Are U.S. Special Forces Spread Too Thin?

Popular Mechanics: Are the Special Forces Stretched Too Thin?

As the shock-and-awe of conventional warfare has given way to the unpredictable carnage of terrorism, much of the job of keeping America safe has fallen to the military's most elite soldiers. Delta Force. Green Berets. Navy SEALs. The special operators. But with new threats every day and the men stretched thin, can this new strategy last?

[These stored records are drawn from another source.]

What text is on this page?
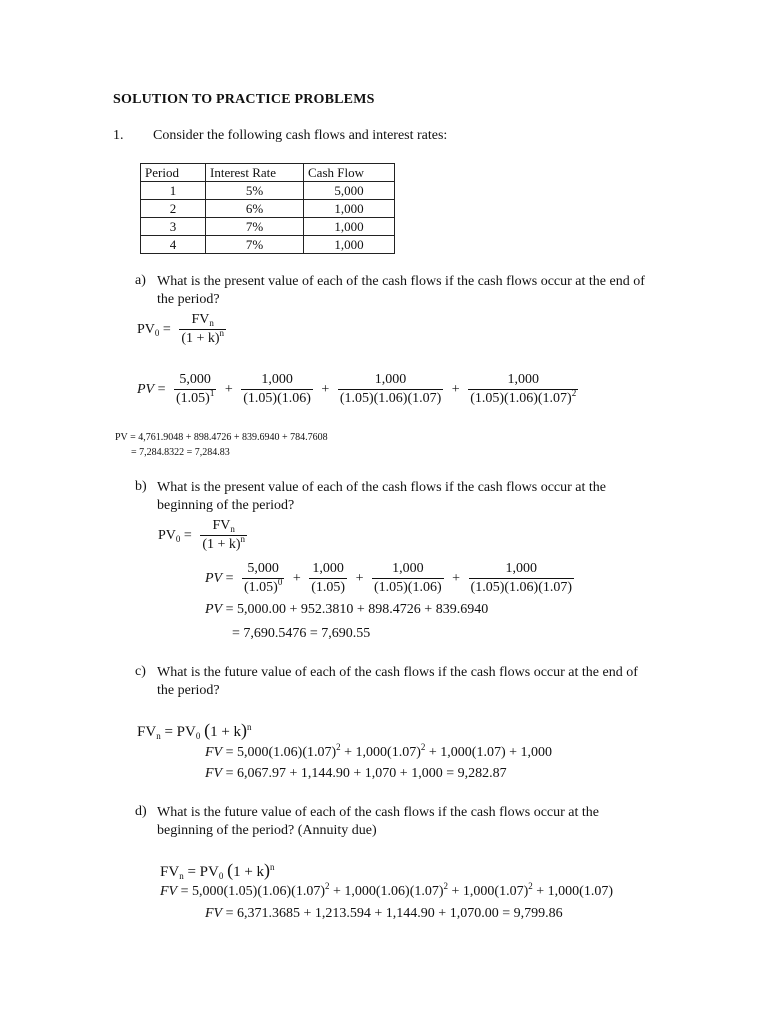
SOLUTION TO PRACTICE PROBLEMS
1. Consider the following cash flows and interest rates:
Period	Interest Rate	Cash Flow
1	5%	5,000
2	6%	1,000
3	7%	1,000
4	7%	1,000
a) What is the present value of each of the cash flows if the cash flows occur at the end of the period?
$PV_0 = \frac{FV_n}{(1 + k)^n}$
PV = $\frac{5,000}{(1.05)^1} + \frac{1,000}{(1.05)(1.06)} + \frac{1,000}{(1.05)(1.06)(1.07)} + \frac{1,000}{(1.05)(1.06)(1.07)^2}$
PV = 4,761.9048 + 898.4726 + 839.6940 + 784.7608
= 7,284.8322 = 7,284.83
b) What is the present value of each of the cash flows if the cash flows occur at the beginning of the period?
$PV_0 = \frac{FV_n}{(1 + k)^n}$
PV = $\frac{5,000}{(1.05)^0} + \frac{1,000}{(1.05)} + \frac{1,000}{(1.05)(1.06)} + \frac{1,000}{(1.05)(1.06)(1.07)}$
PV = 5,000.00 + 952.3810 + 898.4726 + 839.6940
= 7,690.5476 = 7,690.55
c) What is the future value of each of the cash flows if the cash flows occur at the end of the period?
$FV_n = PV_0$ $(1 + k)^n$
FV = $5,000(1.06)(1.07)^2 + 1,000(1.07)^2 + 1,000(1.07) + 1,000$
FV = 6,067.97 + 1,144.90 + 1,070 + 1,000 = 9,282.87
d) What is the future value of each of the cash flows if the cash flows occur at the beginning of the period? (Annuity due)
$FV_n = PV_0$ $(1 + k)^n$
FV = $5,000(1.05)(1.06)(1.07)^2 + 1,000(1.06)(1.07)^2 + 1,000(1.07)^2 + 1,000(1.07)$
FV = 6,371.3685 + 1,213.594 + 1,144.90 + 1,070.00 = 9,799.86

On his last flight home, three months before his death, Joshua Wheeler tore through a copy of D.H. Lawrence's Sons and Lovers. It was the only book he could find in English at a store where he was stationed, near Erbil, the capital of Iraqi Kurdistan. Wheeler was a master sergeant in the Army, a former Ranger, and a member of Delta Force since 2004. He was the recipient of eleven Bronze Star medals—four of them with the letter V, signifying valor in combat. This was his fourteenth deployment to either Iraq or Afghanistan. As he sat on the plane back to North Carolina, he read a hundred-year-old novel about a struggling London artist.

It was one of the things his wife, Ashley, loved most about Josh—his appetite for knowledge. "He would read whatever he could get his hands on," she says. They were married for two years, and in that time Josh had read more books than she could count. He especially loved history and anything related to international travel—anything that might help him know the world better. He kept a pocket dictionary in his car so he could look up new words at stoplights.